Seit 41 Jahren betreiben die Ferrons die Gastronomie im Bad, seit 26 Jahren ist Michael Ferron der Chef. „Wir haben uns mittlerweile positioniert“, sagt er. „Fast die Hälfte der Gäste sind keine Thermengäste.“

Ferron ist froh, dass sein Konzept aufgegangen ist. Denn eigentlich wollte er einen ganz anderen Lebensweg einschlagen und hat das Restaurant nur aus Loyalität zur Familie übernommen. „Aber jetzt bin ich sehr zufrieden mit dem, was ich hier aufgebaut habe.“

  • Bad Endbach liegt fernab jeder Autobahn. Von Frankfurt fährt man am besten über die A 5 und die A 45 bis zur Ausfahrt Ehringshausen und folgt dann den Schildern nach Bischoffen. Ab dort ist Bad Endbach ausgeschrieben.

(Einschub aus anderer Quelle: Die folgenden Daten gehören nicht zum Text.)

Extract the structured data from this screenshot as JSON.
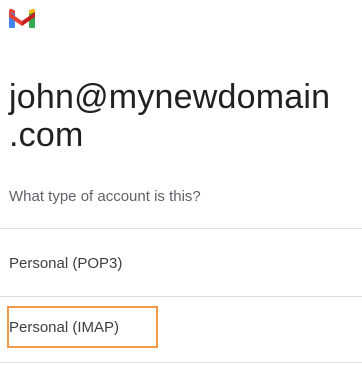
{
  "account": {
    "email": "john@mynewdomain.com"
  },
  "setup": {
    "prompt": "What type of account is this?",
    "options": [
      {
        "label": "Personal (POP3)"
      },
      {
        "label": "Personal (IMAP)",
        "highlighted": true
      }
    ]
  },
  "colors": {
    "highlight": "#ef9a4a",
    "gmail_red": "#ea4335",
    "gmail_blue": "#4285f4",
    "gmail_green": "#34a853",
    "gmail_yellow": "#fbbc04"
  },
  "icons": [
    "gmail-logo-icon"
  ]
}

  • Ein Tagesticket für die Therme kostet 11,50 Euro (ermäßigt 9,50 Euro), inklusive Sauna liegt der Eintritt bei 22 Euro (ermäßigt 19 Euro). Noch bis 1. September sind die Preise etwas niedriger. Weitere Informationen unter www.lahn-dill-bergland-therme.de.